ADHD is a common mental disorder that begins in childhood and can continue through adolescence and adulthood. It makes it hard for a child to focus and pay attention. And ADHD rarely appears alone and may be accompanied by reading problems such as dyslexia, anxiety or depression.  Here are some common myths and facts about ADHD.

Children on ADHD medications are more likely to take drugs as teenagers.
While people with ADHD are impulsive and more likely to take risks, patients taking stimulants for this disorder are actually at lower risk of using other drugs. Those who have ADHD and also have coexisting conditions though and may be at high risk for drug and alcohol abuse, regardless of the medication used.

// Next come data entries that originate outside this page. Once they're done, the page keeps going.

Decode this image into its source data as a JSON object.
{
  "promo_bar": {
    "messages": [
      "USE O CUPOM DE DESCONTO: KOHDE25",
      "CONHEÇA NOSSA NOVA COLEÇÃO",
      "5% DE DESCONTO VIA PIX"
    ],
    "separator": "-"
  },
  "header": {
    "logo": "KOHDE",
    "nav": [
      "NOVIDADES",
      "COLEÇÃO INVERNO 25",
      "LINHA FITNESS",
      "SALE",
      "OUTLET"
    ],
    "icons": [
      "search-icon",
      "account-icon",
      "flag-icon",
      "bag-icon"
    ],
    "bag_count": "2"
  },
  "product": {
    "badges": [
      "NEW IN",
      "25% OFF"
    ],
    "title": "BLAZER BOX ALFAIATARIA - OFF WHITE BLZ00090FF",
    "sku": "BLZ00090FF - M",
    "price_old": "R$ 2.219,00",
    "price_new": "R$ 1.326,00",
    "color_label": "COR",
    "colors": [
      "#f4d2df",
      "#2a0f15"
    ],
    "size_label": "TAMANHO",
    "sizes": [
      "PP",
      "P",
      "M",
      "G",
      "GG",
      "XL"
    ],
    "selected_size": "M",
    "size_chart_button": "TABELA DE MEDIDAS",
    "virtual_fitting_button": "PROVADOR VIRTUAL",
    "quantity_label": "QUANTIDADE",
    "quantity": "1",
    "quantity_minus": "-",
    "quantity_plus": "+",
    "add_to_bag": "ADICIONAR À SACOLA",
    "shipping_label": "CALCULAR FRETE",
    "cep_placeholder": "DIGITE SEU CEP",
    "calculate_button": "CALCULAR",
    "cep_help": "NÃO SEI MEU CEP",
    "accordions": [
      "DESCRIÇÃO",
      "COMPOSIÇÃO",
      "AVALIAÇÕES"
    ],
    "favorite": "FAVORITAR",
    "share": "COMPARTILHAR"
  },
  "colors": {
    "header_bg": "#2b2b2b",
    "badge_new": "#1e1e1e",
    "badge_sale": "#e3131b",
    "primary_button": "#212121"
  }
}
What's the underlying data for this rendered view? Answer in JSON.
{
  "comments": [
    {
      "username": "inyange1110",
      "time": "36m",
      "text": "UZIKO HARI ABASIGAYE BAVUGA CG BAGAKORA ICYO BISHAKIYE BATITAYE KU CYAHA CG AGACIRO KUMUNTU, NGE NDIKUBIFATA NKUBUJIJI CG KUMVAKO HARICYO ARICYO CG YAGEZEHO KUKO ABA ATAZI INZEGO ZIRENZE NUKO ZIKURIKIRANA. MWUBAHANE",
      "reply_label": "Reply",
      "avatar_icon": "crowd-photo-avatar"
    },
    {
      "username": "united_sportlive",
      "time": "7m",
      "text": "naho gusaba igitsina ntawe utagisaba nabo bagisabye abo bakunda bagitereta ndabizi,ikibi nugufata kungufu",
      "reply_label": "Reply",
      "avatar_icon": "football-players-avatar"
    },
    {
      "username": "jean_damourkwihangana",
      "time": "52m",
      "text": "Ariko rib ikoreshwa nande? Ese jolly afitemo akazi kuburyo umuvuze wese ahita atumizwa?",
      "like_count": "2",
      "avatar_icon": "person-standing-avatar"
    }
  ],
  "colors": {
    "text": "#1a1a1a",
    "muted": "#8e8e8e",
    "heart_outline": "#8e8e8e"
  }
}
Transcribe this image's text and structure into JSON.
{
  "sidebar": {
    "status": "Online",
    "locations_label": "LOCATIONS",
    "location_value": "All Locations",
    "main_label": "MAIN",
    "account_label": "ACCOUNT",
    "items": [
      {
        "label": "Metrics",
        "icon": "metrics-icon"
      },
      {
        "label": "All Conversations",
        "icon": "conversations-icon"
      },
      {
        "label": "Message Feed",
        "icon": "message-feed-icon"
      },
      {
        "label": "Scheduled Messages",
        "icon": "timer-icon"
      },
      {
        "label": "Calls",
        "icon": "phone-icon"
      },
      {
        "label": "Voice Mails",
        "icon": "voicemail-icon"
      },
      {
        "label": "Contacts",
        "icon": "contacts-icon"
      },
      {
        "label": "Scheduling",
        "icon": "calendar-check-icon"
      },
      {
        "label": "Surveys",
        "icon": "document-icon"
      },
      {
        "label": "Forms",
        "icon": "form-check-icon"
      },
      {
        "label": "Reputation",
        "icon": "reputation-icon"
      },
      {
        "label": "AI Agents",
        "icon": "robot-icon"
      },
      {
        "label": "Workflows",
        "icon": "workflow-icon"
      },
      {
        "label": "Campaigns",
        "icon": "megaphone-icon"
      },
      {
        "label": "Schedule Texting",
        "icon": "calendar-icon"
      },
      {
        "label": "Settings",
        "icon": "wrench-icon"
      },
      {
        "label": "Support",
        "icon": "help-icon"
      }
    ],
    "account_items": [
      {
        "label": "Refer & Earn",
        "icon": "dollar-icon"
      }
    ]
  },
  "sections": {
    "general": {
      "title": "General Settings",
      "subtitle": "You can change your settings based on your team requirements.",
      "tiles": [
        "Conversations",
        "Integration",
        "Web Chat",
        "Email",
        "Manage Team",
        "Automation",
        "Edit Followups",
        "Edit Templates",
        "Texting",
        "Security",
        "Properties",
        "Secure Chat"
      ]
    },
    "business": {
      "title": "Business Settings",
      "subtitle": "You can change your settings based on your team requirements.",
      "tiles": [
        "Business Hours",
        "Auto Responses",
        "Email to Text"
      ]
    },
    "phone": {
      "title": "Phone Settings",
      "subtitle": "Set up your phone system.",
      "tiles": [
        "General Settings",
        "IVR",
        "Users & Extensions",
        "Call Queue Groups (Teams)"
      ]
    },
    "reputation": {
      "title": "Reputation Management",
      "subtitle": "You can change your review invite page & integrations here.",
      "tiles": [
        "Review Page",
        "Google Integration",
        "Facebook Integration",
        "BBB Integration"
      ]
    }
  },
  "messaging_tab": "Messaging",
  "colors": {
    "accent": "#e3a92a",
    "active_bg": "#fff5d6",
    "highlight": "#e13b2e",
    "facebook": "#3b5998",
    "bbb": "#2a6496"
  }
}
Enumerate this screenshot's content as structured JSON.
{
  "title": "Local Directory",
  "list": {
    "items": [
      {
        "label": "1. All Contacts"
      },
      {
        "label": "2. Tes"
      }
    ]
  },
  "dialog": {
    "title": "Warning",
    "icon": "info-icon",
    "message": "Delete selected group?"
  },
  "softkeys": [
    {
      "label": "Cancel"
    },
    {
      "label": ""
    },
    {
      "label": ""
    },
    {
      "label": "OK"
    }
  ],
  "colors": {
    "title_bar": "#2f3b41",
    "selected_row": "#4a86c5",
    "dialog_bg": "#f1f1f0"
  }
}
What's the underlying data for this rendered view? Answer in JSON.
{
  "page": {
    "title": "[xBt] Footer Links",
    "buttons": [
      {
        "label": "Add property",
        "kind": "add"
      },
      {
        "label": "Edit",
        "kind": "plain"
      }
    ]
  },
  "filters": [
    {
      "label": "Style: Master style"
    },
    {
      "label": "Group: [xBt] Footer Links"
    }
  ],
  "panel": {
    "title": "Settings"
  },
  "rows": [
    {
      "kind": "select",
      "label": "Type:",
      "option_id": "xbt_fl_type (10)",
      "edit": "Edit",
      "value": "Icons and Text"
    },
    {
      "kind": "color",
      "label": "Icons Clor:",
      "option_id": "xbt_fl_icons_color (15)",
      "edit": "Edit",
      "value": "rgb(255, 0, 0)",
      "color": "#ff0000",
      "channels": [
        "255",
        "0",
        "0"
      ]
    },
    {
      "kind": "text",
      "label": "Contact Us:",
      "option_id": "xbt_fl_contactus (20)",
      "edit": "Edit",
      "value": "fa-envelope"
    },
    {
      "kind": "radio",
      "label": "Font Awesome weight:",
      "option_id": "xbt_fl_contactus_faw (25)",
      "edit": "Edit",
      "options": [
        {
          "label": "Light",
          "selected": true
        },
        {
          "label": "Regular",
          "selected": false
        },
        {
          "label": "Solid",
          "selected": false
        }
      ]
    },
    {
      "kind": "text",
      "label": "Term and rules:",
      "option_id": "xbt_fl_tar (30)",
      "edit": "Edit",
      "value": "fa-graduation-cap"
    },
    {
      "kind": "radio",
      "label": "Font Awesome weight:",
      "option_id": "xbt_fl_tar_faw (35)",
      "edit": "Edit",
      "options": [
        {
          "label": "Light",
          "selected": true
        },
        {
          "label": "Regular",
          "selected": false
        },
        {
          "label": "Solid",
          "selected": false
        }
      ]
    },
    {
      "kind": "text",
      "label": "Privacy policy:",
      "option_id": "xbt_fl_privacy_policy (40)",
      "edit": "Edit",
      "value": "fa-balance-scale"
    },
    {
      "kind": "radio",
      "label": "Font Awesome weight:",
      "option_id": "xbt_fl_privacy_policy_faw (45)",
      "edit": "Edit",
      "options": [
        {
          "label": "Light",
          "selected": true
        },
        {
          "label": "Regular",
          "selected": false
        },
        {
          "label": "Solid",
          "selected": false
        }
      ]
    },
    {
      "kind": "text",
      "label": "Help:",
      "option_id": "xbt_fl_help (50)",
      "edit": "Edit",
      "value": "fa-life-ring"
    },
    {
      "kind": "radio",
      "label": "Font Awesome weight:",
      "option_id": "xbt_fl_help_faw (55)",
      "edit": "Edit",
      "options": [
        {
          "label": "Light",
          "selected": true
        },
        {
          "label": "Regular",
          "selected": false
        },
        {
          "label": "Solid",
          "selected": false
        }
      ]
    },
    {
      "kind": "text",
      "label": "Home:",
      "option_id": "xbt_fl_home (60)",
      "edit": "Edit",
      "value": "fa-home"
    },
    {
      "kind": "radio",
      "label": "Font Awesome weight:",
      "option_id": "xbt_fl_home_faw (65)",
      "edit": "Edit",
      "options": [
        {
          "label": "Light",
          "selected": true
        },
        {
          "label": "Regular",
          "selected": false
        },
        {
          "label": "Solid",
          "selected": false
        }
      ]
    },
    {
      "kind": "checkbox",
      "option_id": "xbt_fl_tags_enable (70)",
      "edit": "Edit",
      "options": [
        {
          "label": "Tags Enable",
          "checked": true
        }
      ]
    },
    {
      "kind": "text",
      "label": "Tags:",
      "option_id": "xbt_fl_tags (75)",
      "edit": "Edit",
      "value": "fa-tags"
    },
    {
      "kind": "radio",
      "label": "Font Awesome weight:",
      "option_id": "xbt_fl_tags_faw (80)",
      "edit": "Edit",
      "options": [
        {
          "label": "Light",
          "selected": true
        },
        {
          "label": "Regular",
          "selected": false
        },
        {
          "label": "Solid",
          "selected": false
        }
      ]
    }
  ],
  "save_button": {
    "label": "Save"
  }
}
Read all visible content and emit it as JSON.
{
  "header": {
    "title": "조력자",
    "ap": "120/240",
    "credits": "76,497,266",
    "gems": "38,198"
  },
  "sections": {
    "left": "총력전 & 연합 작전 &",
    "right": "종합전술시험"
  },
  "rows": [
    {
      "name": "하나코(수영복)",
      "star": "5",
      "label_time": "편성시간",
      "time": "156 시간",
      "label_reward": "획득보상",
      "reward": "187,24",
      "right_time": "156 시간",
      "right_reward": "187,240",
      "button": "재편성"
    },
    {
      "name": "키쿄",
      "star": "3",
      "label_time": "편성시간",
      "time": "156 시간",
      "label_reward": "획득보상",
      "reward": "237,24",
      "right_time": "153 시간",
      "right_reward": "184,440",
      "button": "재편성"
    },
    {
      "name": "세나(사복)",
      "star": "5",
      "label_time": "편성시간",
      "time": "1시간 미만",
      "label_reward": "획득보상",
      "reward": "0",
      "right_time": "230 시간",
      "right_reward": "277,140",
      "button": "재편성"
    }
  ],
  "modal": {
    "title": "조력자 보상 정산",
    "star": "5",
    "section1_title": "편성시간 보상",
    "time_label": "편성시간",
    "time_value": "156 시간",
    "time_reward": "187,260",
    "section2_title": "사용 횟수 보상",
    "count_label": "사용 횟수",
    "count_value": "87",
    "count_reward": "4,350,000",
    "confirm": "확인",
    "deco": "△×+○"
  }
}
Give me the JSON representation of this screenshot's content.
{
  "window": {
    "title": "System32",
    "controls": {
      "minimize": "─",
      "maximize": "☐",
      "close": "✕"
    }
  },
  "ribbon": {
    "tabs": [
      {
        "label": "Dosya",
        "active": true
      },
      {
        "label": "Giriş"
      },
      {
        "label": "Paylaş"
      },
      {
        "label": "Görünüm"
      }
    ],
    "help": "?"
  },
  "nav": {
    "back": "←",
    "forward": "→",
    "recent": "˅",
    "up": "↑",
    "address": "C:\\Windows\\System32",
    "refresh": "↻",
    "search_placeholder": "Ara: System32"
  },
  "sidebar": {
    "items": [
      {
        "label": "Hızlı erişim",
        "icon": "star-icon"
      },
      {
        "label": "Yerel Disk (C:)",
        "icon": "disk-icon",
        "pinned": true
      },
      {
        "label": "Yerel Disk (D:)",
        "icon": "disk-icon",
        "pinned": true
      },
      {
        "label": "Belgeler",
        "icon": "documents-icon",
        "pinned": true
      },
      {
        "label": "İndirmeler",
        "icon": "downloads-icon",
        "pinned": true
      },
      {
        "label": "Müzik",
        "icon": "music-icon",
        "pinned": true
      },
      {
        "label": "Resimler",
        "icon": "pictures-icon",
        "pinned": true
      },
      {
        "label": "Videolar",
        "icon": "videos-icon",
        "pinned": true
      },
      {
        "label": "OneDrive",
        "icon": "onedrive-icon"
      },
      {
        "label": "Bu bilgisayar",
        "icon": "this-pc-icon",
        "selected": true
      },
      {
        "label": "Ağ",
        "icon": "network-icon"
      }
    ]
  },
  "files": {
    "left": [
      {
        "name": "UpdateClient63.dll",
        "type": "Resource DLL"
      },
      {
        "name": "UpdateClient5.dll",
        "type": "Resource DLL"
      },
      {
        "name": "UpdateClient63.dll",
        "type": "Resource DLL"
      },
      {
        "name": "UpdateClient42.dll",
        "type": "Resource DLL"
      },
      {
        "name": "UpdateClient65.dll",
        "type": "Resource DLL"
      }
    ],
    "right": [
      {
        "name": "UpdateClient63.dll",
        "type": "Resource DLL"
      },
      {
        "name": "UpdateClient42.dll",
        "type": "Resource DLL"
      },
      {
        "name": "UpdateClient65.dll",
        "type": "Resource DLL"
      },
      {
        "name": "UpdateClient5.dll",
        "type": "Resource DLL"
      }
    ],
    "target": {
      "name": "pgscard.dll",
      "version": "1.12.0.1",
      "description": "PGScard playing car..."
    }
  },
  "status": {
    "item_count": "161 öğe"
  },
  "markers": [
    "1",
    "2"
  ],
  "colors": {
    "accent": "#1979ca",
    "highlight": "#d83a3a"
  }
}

Kids with ADHD are lazy or dumb and won’t amount to anything.
ADHD has nothing to do with a person’s intellectual ability. Many famous artists, scientists, and politicians had ADHD as children such as: Ansel Adams, Charlotte Bronte, Salvador Dali, Benjamin Franklin, Bill Gates, John F. Kennedy, Jack Nicholson and Frank Lloyd Wright.

Kids with ADHD are just poorly disciplined.
ADHD is a condition of the brain that makes it difficult for children to control their behavior. While they have not yet found the exact cause of ADHD, researchers have discovered a change in brain size and activity in children with ADHD.

There is no cure for ADHD but children and adults with the disorder can get better with treatment. Treatments are usually a combination of behavior therapy and medication and can also include coaching and/or tutoring to develop organizational skills, physical exercise, meditation and mindfulness training, and good nutrition.